The FDA’s approval of AstraZeneca’s SGLT2 inhibitor Farxiga in heart failure was a first for the class, but Boehringer Ingelheim and Eli Lilly are closing the gap with a positive pivotal trial for their rival drug Jardiance.

Top-line data from the phase 3 EMPEROR-Reduced study have shown that Jardiance (empagliflozin) beat out placebo on the primary objective of reducing death and hospitalisation rates in heart failure patients with and without diabetes.

The study was carried out in heart failure patients with reduced ejection fraction (HFrEF), the same group for which AZ claimed an FDA approval for Farxiga (dapagliflozin) in May.

Boehringer and Lilly now plan to present the data from EMPEROR-Reduced at the European Society of Cardiology (ESC) congress next month, and start filing for approval of Jardiance for HFrEF before the end of the year.

Jardiance was the top-selling drug in the SGLT2 inhibitor class with sales of almost $3 billion last year helped by side-effect problems that have afflicted Johnson & Johnson’s first-to-market Invokana (canagliflozin).

Farxiga has been gaining ground quickly however, with sales topping $1.5 billion in 2019 and growing another 20% in the first half of 2020, despite the impact of the coronavirus pandemic.

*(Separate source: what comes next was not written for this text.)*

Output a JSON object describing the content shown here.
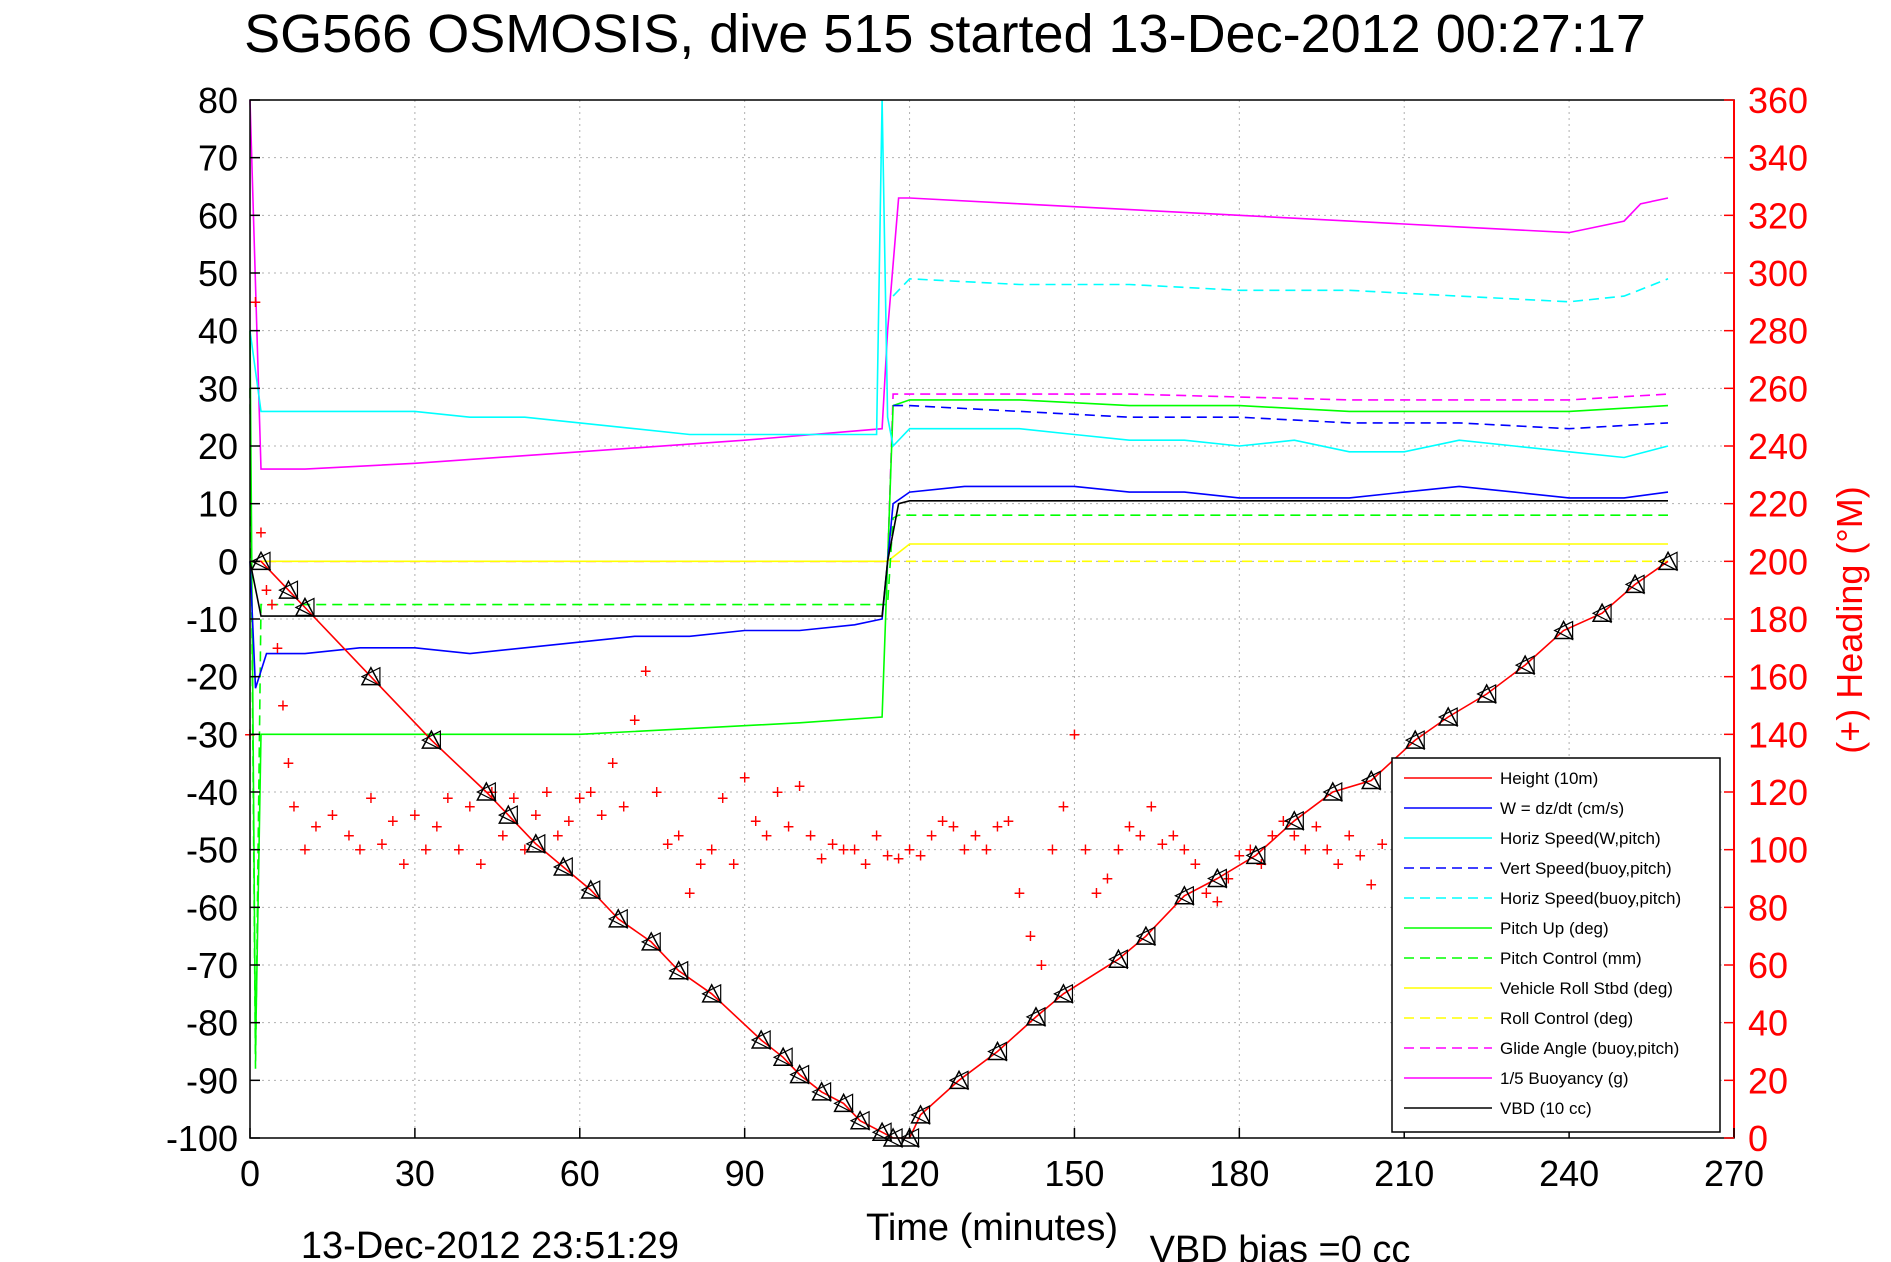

“The results of the EMPEROR-Reduced trial indicate that SGLT2 inhibitors have the potential to become a new standard of care for this disease, which will be a meaningful addition to currently established treatments,” said lead investigator Milton Packer of Baylor University Medical Center in Dallas.

Analysts at GlobalData have suggested that heart failure could add billions to the sales of the two SGLT2 inhibitors, particularly if they also claim approvals in heart failure with preserved ejection fraction (HFpEF), a larger patient population.

GlobalData has predicted that Farxiga will reach peak sales of $9 billion in 2028, while Jardiance is forecast to reach $4.6 billion, assuming a launch for HFrEF in 2021.

The bulk of those sales will come from HFpEF, which has “a huge unmet need and no specific standard of care,” it says.

AZ will however start losing patent protection for its drug in the coming years, depending on the outcome of patent litigation, so the launch of generics could rein in the SGLT2 market.

There have been numerous trial failures in HFpEF in recent years, including Novartis’ big selling heart failure therapy Entresto (sacubitril/valsartan), and Farxiga, Jardiance, and Merck & Co/Bayer’s vericiguat are the only drugs with positive data in this form of heart failure.

Boehringer and Lilly are waiting for the results of the EMPEROR-Preserved next year, while AZ is testing Farxiga in the DELIVER trial in HFpEF, with additional data on both HFrEF and HFpEF due from the DETERMINE study. Both of those Farxiga trials are also due to read out in 2021.